How to minimise the impact of Brexit
In this article, James Stephens, Managing Director of Offsite Solutions, the UK’s leading bathroom pod manufacturer, looks at the impact of Brexit on the construction industry and how taking an offsite approach can mitigate some of the economic uncertainty.
According to the RICS, UK construction could lose eight per cent of its workforce post-Brexit – around 200,000 EU workers. The availability of labour in urban centres is one of the biggest challenges created by Brexit and could lead to significantly higher project costs.
If there are restrictions in the movement of labour, there will be pressure on wage inflation, which could be as high as 15% because of the reduced labour pool. The fall in the value of sterling also means that the UK will be a less attractive work destination and no longer the first choice for construction workers.
Over the last 20 years, the ready availability of overseas labour has resulted in very low levels of apprenticeships in the UK. If these workers do return to their countries of origin, the UK simply does not have sufficient domestic labour to address the skills gap.
How offsite is helping to address Skills Shortages
Offsite manufacture uses lean production techniques and better management of resources.

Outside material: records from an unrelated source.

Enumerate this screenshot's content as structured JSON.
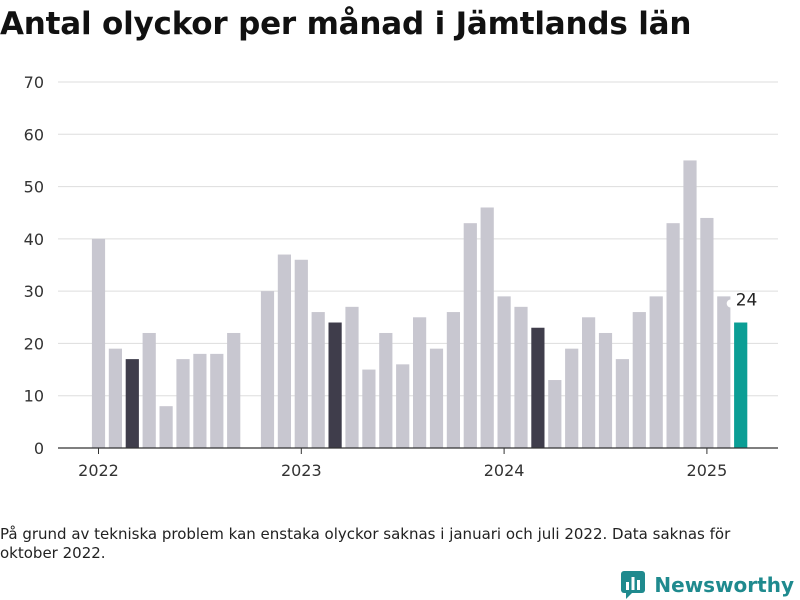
{
  "title": "Antal olyckor per månad i Jämtlands län",
  "footnote": "På grund av tekniska problem kan enstaka olyckor saknas i januari och juli 2022. Data saknas för oktober 2022.",
  "brand": {
    "name": "Newsworthy",
    "icon": "newsworthy-logo-icon"
  },
  "colors": {
    "bar": "#c8c7d0",
    "highlight_march": "#3f3d4b",
    "latest": "#0b9e95",
    "grid": "#dddddd",
    "axis": "#333333",
    "brand": "#1f8a8e"
  },
  "chart_data": {
    "type": "bar",
    "title": "Antal olyckor per månad i Jämtlands län",
    "xlabel": "",
    "ylabel": "",
    "ylim": [
      0,
      70
    ],
    "yticks": [
      0,
      10,
      20,
      30,
      40,
      50,
      60,
      70
    ],
    "grid": true,
    "x_tick_labels": [
      "2022",
      "2023",
      "2024",
      "2025"
    ],
    "categories": [
      "2022-01",
      "2022-02",
      "2022-03",
      "2022-04",
      "2022-05",
      "2022-06",
      "2022-07",
      "2022-08",
      "2022-09",
      "2022-10",
      "2022-11",
      "2022-12",
      "2023-01",
      "2023-02",
      "2023-03",
      "2023-04",
      "2023-05",
      "2023-06",
      "2023-07",
      "2023-08",
      "2023-09",
      "2023-10",
      "2023-11",
      "2023-12",
      "2024-01",
      "2024-02",
      "2024-03",
      "2024-04",
      "2024-05",
      "2024-06",
      "2024-07",
      "2024-08",
      "2024-09",
      "2024-10",
      "2024-11",
      "2024-12",
      "2025-01",
      "2025-02",
      "2025-03"
    ],
    "values": [
      40,
      19,
      17,
      22,
      8,
      17,
      18,
      18,
      22,
      null,
      30,
      37,
      36,
      26,
      24,
      27,
      15,
      22,
      16,
      25,
      19,
      26,
      43,
      46,
      29,
      27,
      23,
      13,
      19,
      25,
      22,
      17,
      26,
      29,
      43,
      55,
      44,
      29,
      24
    ],
    "highlight_months": [
      "2022-03",
      "2023-03",
      "2024-03"
    ],
    "latest_month": "2025-03",
    "annotations": [
      {
        "category": "2025-03",
        "text": "24"
      }
    ]
  }
}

This facilitates more efficient use of permanent, highly trained, multi-skilled labour with less reliance on subcontracted trades and improved quality control.
In-situ construction requires around seven different trades and ten-15 operations plus the required drying times. With offsite manufacture, this is reduced to a single supplier, which means less risk of delays and simplified procurement and project management.
Mitigating the risk of material cost increases
It is estimated that at least a quarter of all materials used in UK construction are imported – underlining the susceptibility of the industry to currency fluctuations.
Reports from manufacturers and construction companies predict material price increases of up to 20% because of the rising cost of materials imports and the pressure of the weaker pound. There is also the possibility of additional duties if the UK loses the benefit of the single market and limits are imposed on quantities.
We believe the use of offsite construction can mitigate the effects of Brexit because of the greater cost certainty it offers. The procurement of bathroom pods, for example, should be prioritised as the bathrooms will be delivered at an early stage in the project – even before the building envelope is installed. A better price can be agreed with early procurement and the risk of cost inflation can then be mitigated
The cost benefit of earlier procurement
As a bathroom pod manufacturer, we can achieve cost certainty because we have considerable buying power for bathroom products and materials – from taps, tiles and sanitary ware to timber, steel and oil-based materials for GRP. Long-term agreements with our supply chain give us the benefit of fixed annual prices. We place the orders for products and materials for the entire project as soon as our contract with the client is signed. Offsite manufacturers also have a more stable, longer-term, multi-skilled workforce and so are in a stronger position to protect against wage inflation.
With in-situ bathroom construction, several packages are tendered separately and typically at a later stage in the build programme. This leaves the contractor or developer much more exposed to cost increases for the finishing trades.
By entering into contract for factory-built bathrooms at an earlier stage, contractors and developers will secure a fixed price for one of the larger packages in a building project and at least 12 months ahead of the procurement process for in-situ bathroom construction. This provides critical certainty of cost and programme and removes the risk of wage inflation or material price increases.
Some positives resulting from Brexit
Whilst UK companies are having to grapple with higher costs, skills shortages and further pressure on the value of sterling, there are some positives resulting from Brexit.
Importing completed bathroom pods from Europe has become significantly more expensive. When this is combined with the longer lead times required for imports and the reduced responsiveness of manufacturers based outside the UK at the design stages, for delivery scheduling and in after sales, developers and contractors have been encouraged to focus on UK suppliers. As a result, we have seen much less competition from European bathroom pod manufacturers since the Brexit referendum which has had a very positive impact on our business and has to be good for British manufacturing and the offsite industry overall.